Après le succès de ‘The Florida Project’, on aurait pu s’attendre à ce que la prochaine étape de Sean Baker soit un film au budget plus élevé, mais le réalisateur américain ne trahit pas son esprit indie dans ‘Red Rocket’, un film dans lequel son empreinte est parfaitement reconnaissable dès la première scène.
Tourné en 35 millimètres, en format panoramique et au rythme de ‘Au revoir au revoir‘ de *NSYNC, Baker propose à nouveau une représentation de l’Amérique profonde en s’attardant sur l’un des thèmes qui a toujours été présent dans sa filmographie : le travail du sexe. Simon Rex est Mikey Saber, un ancien acteur porno qui revient dans sa ville natale au Texas, fauché et sans nulle part où aller. Là, il rencontre des gens de son passé et sa présence va changer leur vie.
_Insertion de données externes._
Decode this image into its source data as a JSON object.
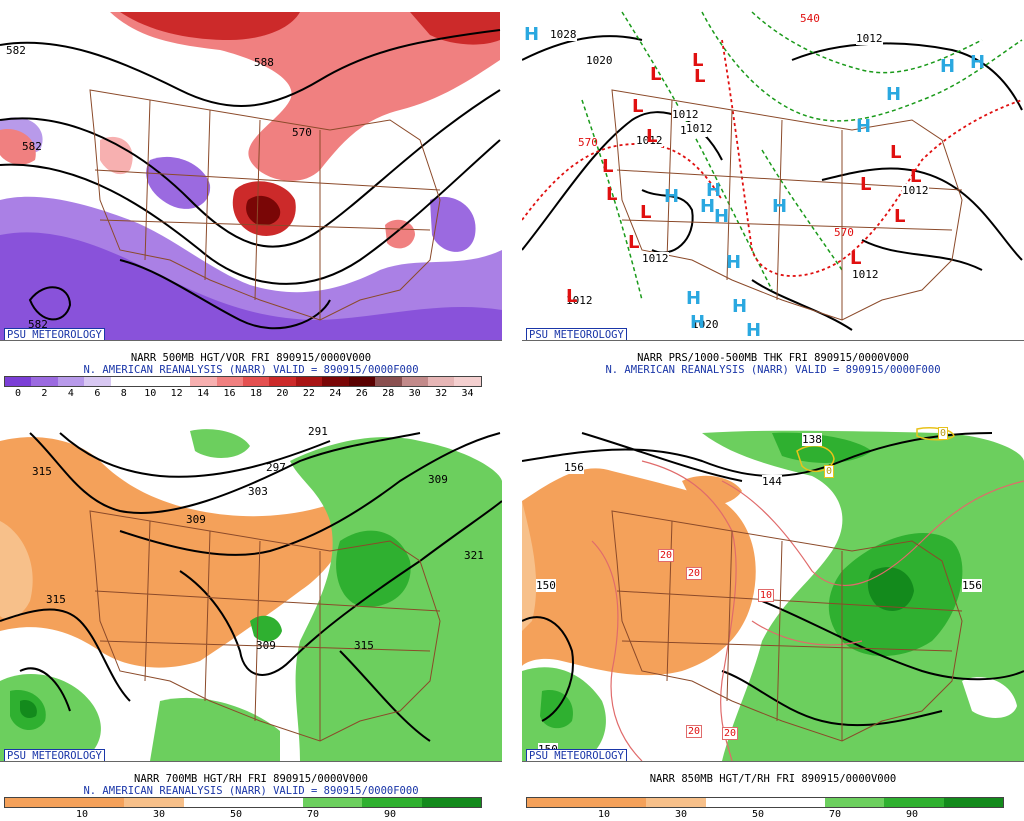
{
  "panels": [
    {
      "id": "p500",
      "badge": "PSU METEOROLOGY",
      "line1": "NARR 500MB HGT/VOR FRI 890915/0000V000",
      "line2": "N. AMERICAN REANALYSIS (NARR) VALID = 890915/0000F000",
      "colorbar": {
        "colors": [
          "#7b3fd6",
          "#9b6ae0",
          "#b89aea",
          "#d8c8f2",
          "#ffffff",
          "#ffffff",
          "#ffffff",
          "#f7b0b0",
          "#f08080",
          "#e45050",
          "#cc2a2a",
          "#a81414",
          "#7a0606",
          "#5a0000",
          "#8a5050",
          "#c28a8a",
          "#e6b6b6",
          "#f4d0d0"
        ],
        "ticks": [
          "0",
          "2",
          "4",
          "6",
          "8",
          "10",
          "12",
          "14",
          "16",
          "18",
          "20",
          "22",
          "24",
          "26",
          "28",
          "30",
          "32",
          "34"
        ]
      },
      "contour_labels": [
        "582",
        "588",
        "570",
        "582",
        "582"
      ]
    },
    {
      "id": "pthk",
      "badge": "PSU METEOROLOGY",
      "line1": "NARR PRS/1000-500MB THK FRI 890915/0000V000",
      "line2": "N. AMERICAN REANALYSIS (NARR) VALID = 890915/0000F000",
      "contour_labels": [
        "1028",
        "1020",
        "1012",
        "1012",
        "1012",
        "1012",
        "1012",
        "1012",
        "1012",
        "1020",
        "570",
        "570",
        "540",
        "1012",
        "1012"
      ],
      "high_symbol": "H",
      "low_symbol": "L"
    },
    {
      "id": "p700",
      "badge": "PSU METEOROLOGY",
      "line1": "NARR 700MB HGT/RH FRI 890915/0000V000",
      "line2": "N. AMERICAN REANALYSIS (NARR) VALID = 890915/0000F000",
      "colorbar": {
        "colors": [
          "#f4a15a",
          "#f4a15a",
          "#f7c08a",
          "#ffffff",
          "#ffffff",
          "#6ccf5e",
          "#2fb030",
          "#138a1c"
        ],
        "ticks": [
          "10",
          "30",
          "50",
          "70",
          "90"
        ]
      },
      "contour_labels": [
        "315",
        "315",
        "297",
        "303",
        "309",
        "309",
        "315",
        "321",
        "309",
        "291"
      ]
    },
    {
      "id": "p850",
      "badge": "PSU METEOROLOGY",
      "line1": "NARR 850MB HGT/T/RH FRI 890915/0000V000",
      "line2": "",
      "colorbar": {
        "colors": [
          "#f4a15a",
          "#f4a15a",
          "#f7c08a",
          "#ffffff",
          "#ffffff",
          "#6ccf5e",
          "#2fb030",
          "#138a1c"
        ],
        "ticks": [
          "10",
          "30",
          "50",
          "70",
          "90"
        ]
      },
      "contour_labels": [
        "156",
        "150",
        "150",
        "144",
        "138",
        "156",
        "20",
        "20",
        "10",
        "20",
        "20",
        "0",
        "0"
      ]
    }
  ]
}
Le film n’est pas seulement le portrait d’un effronté et, après tout, d’un perdant, mais aussi – comme toutes ses œuvres – un coup de pied au rêve américain. Sean Baker a le don de créer des personnages qui luttent pour survivre dans des environnements sordides et hostiles sans jamais renoncer à l’humour et même à la joie.
Cette dichotomie entre l’échec et la volonté de vivre est l’un des aspects les plus intéressants de ses films, et dans ‘Red Rocket’, Baker crée un personnage fascinant qui se déplace avec fluidité entre les deux. Simon Rex, dans ce qui est sans doute le rôle le plus important de sa carrière, fait le plein, offrant tout un récital interprétatif faisant d’une crapule mémorable. Aussi le reste du casting plein de visages inconnus est à la hauteur, et met en lumière la présence puissante de Bree Elrod en tant qu’ex-compagne de Mikey, et la douceur et le charisme de Suzanna Son en tant qu’adolescente séduite par lui.
La réalisation de Baker est marquée par ses bonnes décisions, notamment dans sa mise en scène où panoramiques et plans d’ensemble contribuent à créer un univers très personnel tout en donnant au film un réalisme social recherché. Il est vrai que ‘Red Rocket’ est un cran en dessous des superlatifs ‘The Florida Project’ et ‘Tangerine’, où le réalisateur a été plus précis dans l’élaboration des idées. Il y a des divagations et des temps morts ici, mais ils ne nous dérangent pas trop, en partie grâce à l’excellente photographie de Drew Daniels, qui imprime une atmosphère hypnotique d’un sinistre conte de fées nous transportant dans une ville reculée du Texas profond.
« Red Rocket » est rehaussé par la vision naturaliste et poétique de Baker, ainsi que par les touches d’humour susmentionnées. Bien que la structure de l’histoire ne soit pas particulièrement nouvelle, ni même prévisible, c’est une autre leçon de cinéma social faite d’une affection profonde pour ce qu’elle raconte. Pour l’instant, le cinéma de Sean Baker reste une valeur sûre.